Устроив зверька в коробке из-под обуви, она отправилась на кухню.
Они сидели друг против друга. Монотонно тикали часы, бубнил из гостиной телевизор. Вадим молча жевал, глядя в одну точку, не замечая, казалось, что ест. Светлана сочувственно поглядывала на него.
– Опять неудачный поход?
– Неудачный, – вздохнул Вадим, не меняя позы. – И еще… Сегдня стали известны результаты повторной экспертизы.
– Ну и?..
– В крови обоих обнаружен один и тот же, не известный науке яд.
– Яд!?! – Светлана побледнела. – А может… может они напару отравились чем-нибудь во время перерыва? Может съели что-то некачественное?
– Это был яд мгновенного действия.
– Может укусила какая-то пакость?
– В разных местах и в разное время?
– Тогда, значит, их отравили.
– Исключается. Ни в пищеварительном тракте, ни в легких присутствие яда не обнаружено. Только в крови. При полном отсутствии следов внешних повреждений.
Забыв о еде, Светлана озадаченно смотрела на отца:
– А разве так бывает?
– Не знаю, солнышко, не знаю. – Он отключенно теребил салфетку. Потом встал, швырнув ее на стол. – Пойду в кресло. А ты готовь чай. Только со свежей заваркой.
Погруженный в свои мысли, Вадим полулежал с закрытыми глазами, не глядя в экран, пока одна информация не привлекла его внимание. Неведомые грабители неведомым путем проникли на московскую продовольственную базу и унесли все, что там было. Не килограммы – тонны продуктов. При этом ни замки, ни окна взломаны не были. И вообще никаких следов чьего-либо присутствия обнаружить не удалось. Комментатор классифицировал случившееся как ограбление века.
«Создается впечатление, что месячный запас продовольствия просто испа- рился, как ртуть, сам по себе, – резюмировал он. – Сработано настолько чисто, что одни склонны винить во всем изголодавшихся на чужбине инопланетян, другие намекают на вмешательство потусторонних сил. Так или иначе, о результатах ведущегося расследования мы будем вас информировать.»
Тихий скребущийся звук коснулся слуха Вадима.

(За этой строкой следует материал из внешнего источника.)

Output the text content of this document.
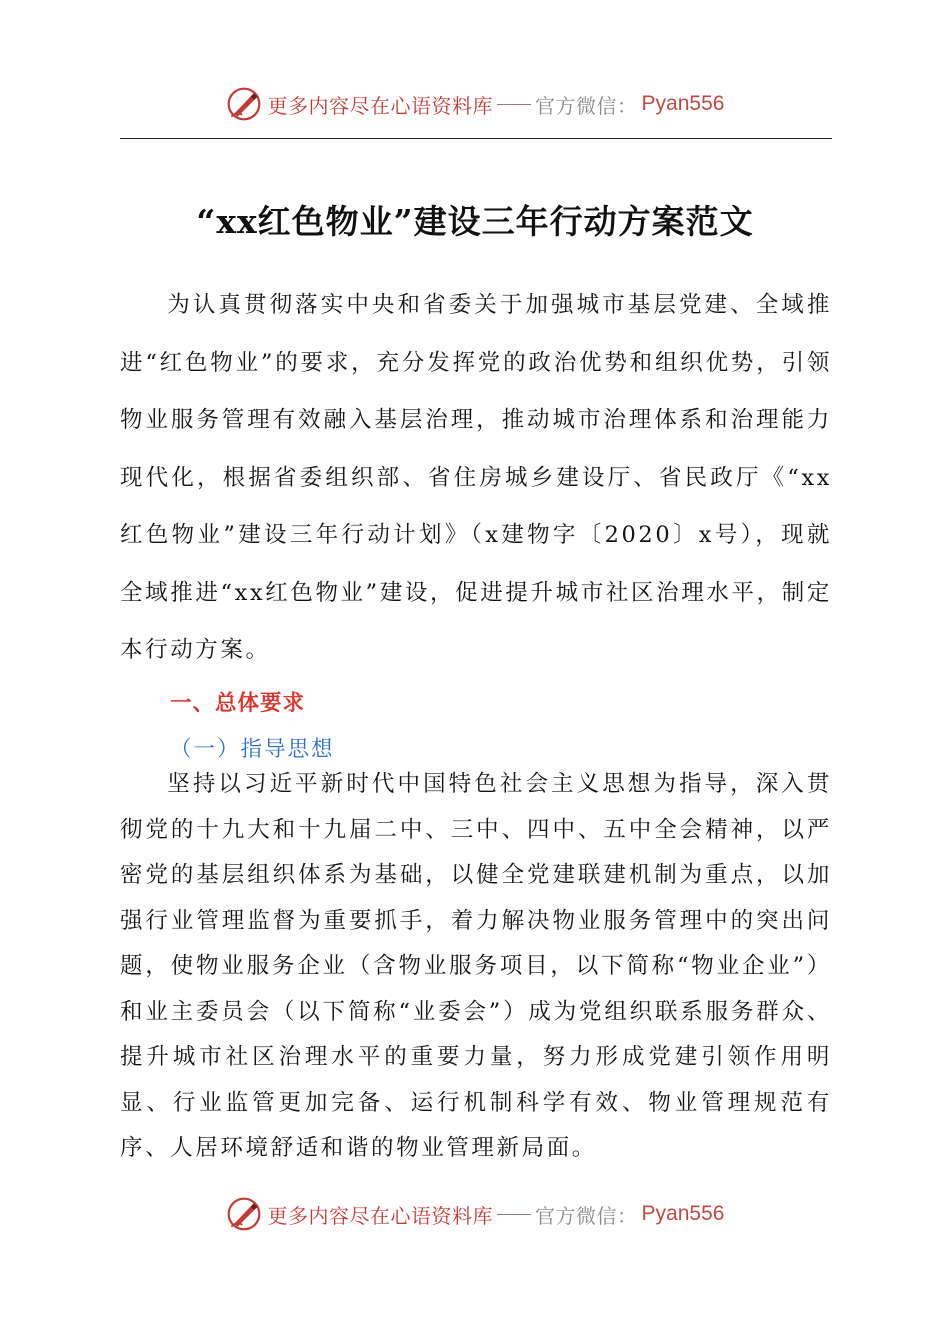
更多内容尽在心语资料库 官方微信： Pyan556
“xx红色物业”建设三年行动方案范文

为认真贯彻落实中央和省委关于加强城市基层党建、全域推进“红色物业”的要求，充分发挥党的政治优势和组织优势，引领物业服务管理有效融入基层治理，推动城市治理体系和治理能力现代化，根据省委组织部、省住房城乡建设厅、省民政厅《“xx红色物业”建设三年行动计划》（x建物字〔2020〕x号），现就全域推进“xx红色物业”建设，促进提升城市社区治理水平，制定本行动方案。

一、总体要求
（一）指导思想

坚持以习近平新时代中国特色社会主义思想为指导，深入贯彻党的十九大和十九届二中、三中、四中、五中全会精神，以严密党的基层组织体系为基础，以健全党建联建机制为重点，以加强行业管理监督为重要抓手，着力解决物业服务管理中的突出问题，使物业服务企业（含物业服务项目，以下简称“物业企业”）和业主委员会（以下简称“业委会”）成为党组织联系服务群众、提升城市社区治理水平的重要力量，努力形成党建引领作用明显、行业监管更加完备、运行机制科学有效、物业管理规范有序、人居环境舒适和谐的物业管理新局面。

更多内容尽在心语资料库 官方微信： Pyan556
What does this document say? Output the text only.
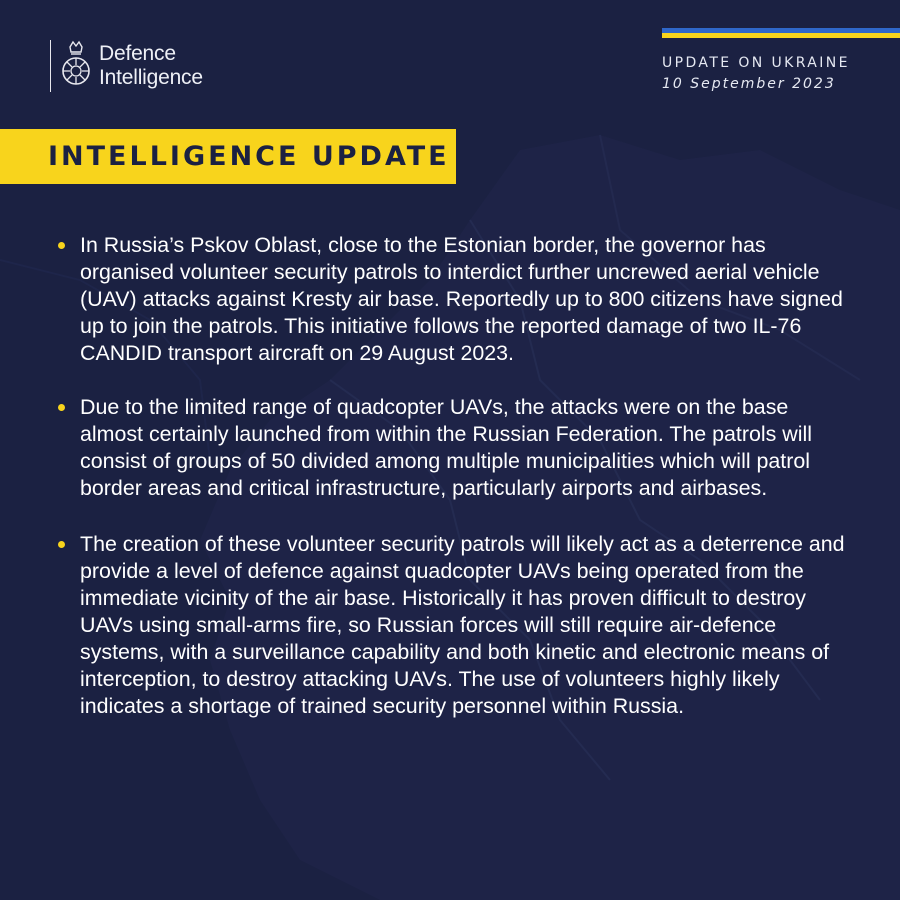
Defence
Intelligence
UPDATE ON UKRAINE
10 September 2023
INTELLIGENCE UPDATE
In Russia’s Pskov Oblast, close to the Estonian border, the governor has organised volunteer security patrols to interdict further uncrewed aerial vehicle (UAV) attacks against Kresty air base. Reportedly up to 800 citizens have signed up to join the patrols. This initiative follows the reported damage of two IL-76 CANDID transport aircraft on 29 August 2023.
Due to the limited range of quadcopter UAVs, the attacks were on the base almost certainly launched from within the Russian Federation. The patrols will consist of groups of 50 divided among multiple municipalities which will patrol border areas and critical infrastructure, particularly airports and airbases.
The creation of these volunteer security patrols will likely act as a deterrence and provide a level of defence against quadcopter UAVs being operated from the immediate vicinity of the air base. Historically it has proven difficult to destroy UAVs using small-arms fire, so Russian forces will still require air-defence systems, with a surveillance capability and both kinetic and electronic means of interception, to destroy attacking UAVs. The use of volunteers highly likely indicates a shortage of trained security personnel within Russia.
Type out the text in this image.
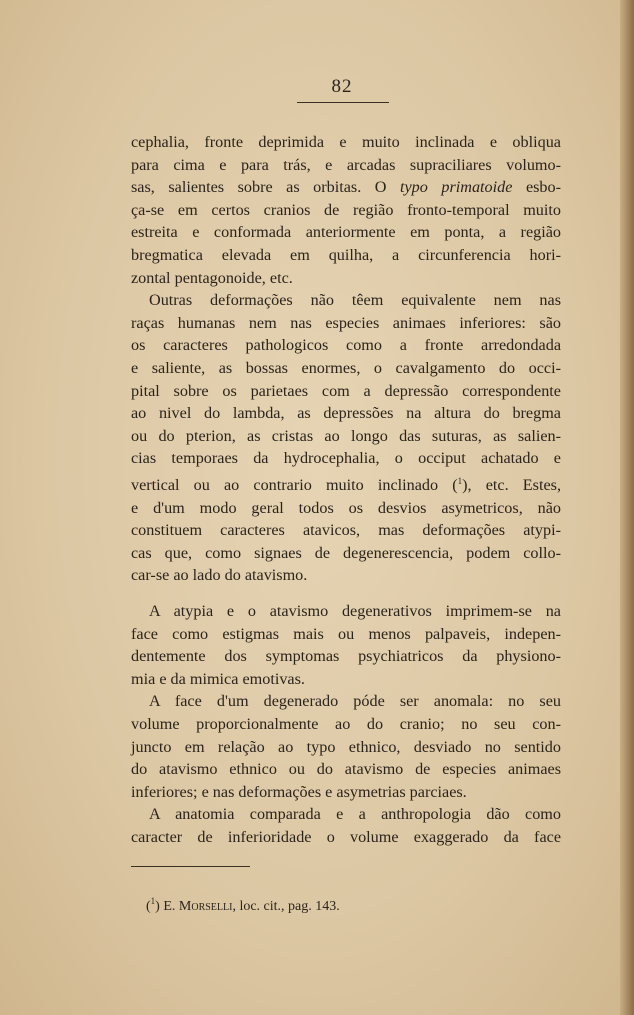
82
cephalia, fronte deprimida e muito inclinada e obliqua
para cima e para trás, e arcadas supraciliares volumo-
sas, salientes sobre as orbitas. O typo primatoide esbo-
ça-se em certos cranios de região fronto-temporal muito
estreita e conformada anteriormente em ponta, a região
bregmatica elevada em quilha, a circunferencia hori-
zontal pentagonoide, etc.
Outras deformações não têem equivalente nem nas
raças humanas nem nas especies animaes inferiores: são
os caracteres pathologicos como a fronte arredondada
e saliente, as bossas enormes, o cavalgamento do occi-
pital sobre os parietaes com a depressão correspondente
ao nivel do lambda, as depressões na altura do bregma
ou do pterion, as cristas ao longo das suturas, as salien-
cias temporaes da hydrocephalia, o occiput achatado e
vertical ou ao contrario muito inclinado ($^1$), etc. Estes,
e d'um modo geral todos os desvios asymetricos, não
constituem caracteres atavicos, mas deformações atypi-
cas que, como signaes de degenerescencia, podem collo-
car-se ao lado do atavismo.
A atypia e o atavismo degenerativos imprimem-se na
face como estigmas mais ou menos palpaveis, indepen-
dentemente dos symptomas psychiatricos da physiono-
mia e da mimica emotivas.
A face d'um degenerado póde ser anomala: no seu
volume proporcionalmente ao do cranio; no seu con-
juncto em relação ao typo ethnico, desviado no sentido
do atavismo ethnico ou do atavismo de especies animaes
inferiores; e nas deformações e asymetrias parciaes.
A anatomia comparada e a anthropologia dão como
caracter de inferioridade o volume exaggerado da face
($^1$) E. Morselli, loc. cit., pag. 143.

– Ла-на! – крикнул он. – Поди-ка сюда. Ты что-нибудь слышишь?
Светлана остановилась в дверях. Прислушалась. Звук был равномерным и монотонным, как если бы кто-то старательно пилил лобзиком кусок фанеры.
– Ой, да это ж наверное Плут! – сообразила она, бросаясь к обувной коробке. – Совсем про него забыла.
Новое местожительство зверька было пусто. Светлана ползала на коленях по полу, заглядывала во все углы, под мебель, за занавески, под и за батареи. Зверек, оправдывая свою кличку, затаился, притих. Решив перехитрить его, затаи- лись и Светлана, выжидая, кто кого. Она победила. Пилежка возобновилась. Не поднимаясь с колен, девочка крадучесь поползла на звук. Заглянула под сервант:
– Па! Он где-то здесь. Но ничего не видно.
Отец принес фонарик и, опустившись рядом с дочерью на колени, направил луч под сервант. Зверька там не было. Только круглая дырка величиной с грецкий орех в стене, над плинтусом. И горка рыжего порошка перед ней.
– Папа, папа, посвети-ка туда!
Дырка оказалась довольно глубокой, и внутри ее, что-то темнело.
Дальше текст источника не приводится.